Können, Erfahrung und Risiko
Jedoch entbindet auch die digitale Unterstützung den Chirurgen nicht von seiner Verpflichtung, die jeweils vorliegende klinisch-individuelle Situation richtig einzuschätzen und ihr mit all seinem Können und Wissen gegenüberzutreten. Denn in der Knochenrekonstruktion und der Implantation ist nach wie vor die Biologie ausschlaggebend. Komplikationen können sich im Bereich der Weichgewebe ergeben. Eine spannungsfreie Nahttechnik und ausreichende Mobilisation des Mukoperiostlappens ist wichtig. Daher sollte die Knochenringtechnik nur von implantologisch tätigen Zahnärzten und MKGChirurgen durchgeführt werden, die ausreichend Erfahrungen mit Augmentationen haben. Die hier genannten Kollegen haben alle an einer Schulung teilgenommen.

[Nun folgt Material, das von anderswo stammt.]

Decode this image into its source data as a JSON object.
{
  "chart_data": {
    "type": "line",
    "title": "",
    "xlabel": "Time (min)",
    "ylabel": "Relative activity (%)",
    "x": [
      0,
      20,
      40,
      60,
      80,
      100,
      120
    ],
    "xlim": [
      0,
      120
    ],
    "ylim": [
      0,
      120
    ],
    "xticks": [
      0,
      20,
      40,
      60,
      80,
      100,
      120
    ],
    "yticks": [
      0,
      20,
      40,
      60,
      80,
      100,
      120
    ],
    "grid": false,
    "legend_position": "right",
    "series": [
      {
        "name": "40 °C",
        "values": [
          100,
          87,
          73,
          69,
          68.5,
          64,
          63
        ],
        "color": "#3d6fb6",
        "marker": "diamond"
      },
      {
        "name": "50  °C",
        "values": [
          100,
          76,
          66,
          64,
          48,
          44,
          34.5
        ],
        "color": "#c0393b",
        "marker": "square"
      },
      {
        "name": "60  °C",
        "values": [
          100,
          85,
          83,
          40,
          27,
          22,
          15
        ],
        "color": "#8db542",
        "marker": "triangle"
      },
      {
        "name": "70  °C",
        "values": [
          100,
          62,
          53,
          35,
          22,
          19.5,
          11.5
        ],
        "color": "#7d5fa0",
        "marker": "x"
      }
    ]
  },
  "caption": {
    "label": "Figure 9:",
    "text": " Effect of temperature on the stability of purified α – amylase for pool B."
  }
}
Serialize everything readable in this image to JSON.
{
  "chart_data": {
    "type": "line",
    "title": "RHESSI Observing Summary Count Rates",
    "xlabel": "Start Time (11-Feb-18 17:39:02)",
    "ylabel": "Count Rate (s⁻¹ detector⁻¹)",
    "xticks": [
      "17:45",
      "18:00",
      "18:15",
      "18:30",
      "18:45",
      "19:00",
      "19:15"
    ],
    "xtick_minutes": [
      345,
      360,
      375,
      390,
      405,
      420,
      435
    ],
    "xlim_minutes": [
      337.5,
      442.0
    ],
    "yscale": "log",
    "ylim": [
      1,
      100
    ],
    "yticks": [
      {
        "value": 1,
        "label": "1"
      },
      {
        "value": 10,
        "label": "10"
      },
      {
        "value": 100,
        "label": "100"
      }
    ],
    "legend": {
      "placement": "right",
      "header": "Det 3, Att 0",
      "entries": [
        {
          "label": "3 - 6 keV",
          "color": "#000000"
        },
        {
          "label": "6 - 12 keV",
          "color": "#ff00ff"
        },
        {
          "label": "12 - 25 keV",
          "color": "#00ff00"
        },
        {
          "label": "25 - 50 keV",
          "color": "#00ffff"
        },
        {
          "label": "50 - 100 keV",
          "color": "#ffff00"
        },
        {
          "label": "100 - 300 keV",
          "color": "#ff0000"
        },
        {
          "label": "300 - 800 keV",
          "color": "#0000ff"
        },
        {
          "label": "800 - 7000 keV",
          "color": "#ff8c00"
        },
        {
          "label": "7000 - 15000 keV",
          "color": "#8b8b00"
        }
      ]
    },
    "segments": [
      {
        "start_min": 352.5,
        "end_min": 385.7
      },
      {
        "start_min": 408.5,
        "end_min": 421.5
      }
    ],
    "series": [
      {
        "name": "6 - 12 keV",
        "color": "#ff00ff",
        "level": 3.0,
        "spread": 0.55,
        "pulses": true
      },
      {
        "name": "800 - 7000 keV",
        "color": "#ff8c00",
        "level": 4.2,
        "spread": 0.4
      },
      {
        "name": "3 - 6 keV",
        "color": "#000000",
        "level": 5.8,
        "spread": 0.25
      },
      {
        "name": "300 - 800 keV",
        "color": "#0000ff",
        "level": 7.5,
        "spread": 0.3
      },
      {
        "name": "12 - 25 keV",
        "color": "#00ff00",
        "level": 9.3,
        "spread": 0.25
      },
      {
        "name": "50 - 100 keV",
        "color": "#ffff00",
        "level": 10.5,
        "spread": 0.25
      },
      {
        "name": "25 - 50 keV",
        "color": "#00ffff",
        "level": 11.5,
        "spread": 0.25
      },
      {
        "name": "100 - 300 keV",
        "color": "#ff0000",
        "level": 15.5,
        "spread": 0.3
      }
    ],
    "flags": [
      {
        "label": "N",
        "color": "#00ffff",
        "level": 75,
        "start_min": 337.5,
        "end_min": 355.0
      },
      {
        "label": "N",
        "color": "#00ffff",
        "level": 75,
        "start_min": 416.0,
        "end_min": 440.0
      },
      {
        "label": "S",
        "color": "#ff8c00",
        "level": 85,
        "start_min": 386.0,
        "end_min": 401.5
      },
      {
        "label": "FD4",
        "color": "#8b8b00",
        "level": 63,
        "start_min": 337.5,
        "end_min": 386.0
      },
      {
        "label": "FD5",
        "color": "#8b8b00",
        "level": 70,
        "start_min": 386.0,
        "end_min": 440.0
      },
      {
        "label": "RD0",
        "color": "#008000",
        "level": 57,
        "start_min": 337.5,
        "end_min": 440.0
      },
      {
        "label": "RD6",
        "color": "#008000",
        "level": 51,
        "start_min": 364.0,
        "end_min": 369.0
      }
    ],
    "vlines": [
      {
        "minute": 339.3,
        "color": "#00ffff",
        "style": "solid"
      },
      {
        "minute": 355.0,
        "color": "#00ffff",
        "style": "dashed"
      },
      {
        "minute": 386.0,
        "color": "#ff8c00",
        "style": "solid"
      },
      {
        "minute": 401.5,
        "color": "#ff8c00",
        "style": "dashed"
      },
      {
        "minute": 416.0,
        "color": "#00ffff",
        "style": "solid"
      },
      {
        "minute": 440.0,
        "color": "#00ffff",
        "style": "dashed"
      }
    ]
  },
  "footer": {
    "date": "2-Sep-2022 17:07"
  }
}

Dort werden im Detail Erfolgsfaktoren und Risiken thematisiert, die für eine erfolgreiche Behandlung entscheidend sind. Wir haben bereits für die Weichgewebsunterstützung die a- PRF-Technik eingeführt. Das ist eine Thrombozytenangereicherte Fibrinmembran aus dem Eigenblut des Patienten, hergestellt mittels einer dafür geeigneten Zentrifuge. Diese Unterstützung mit Fibrin hat sich klinisch als sehr vorteilhaft erwiesen.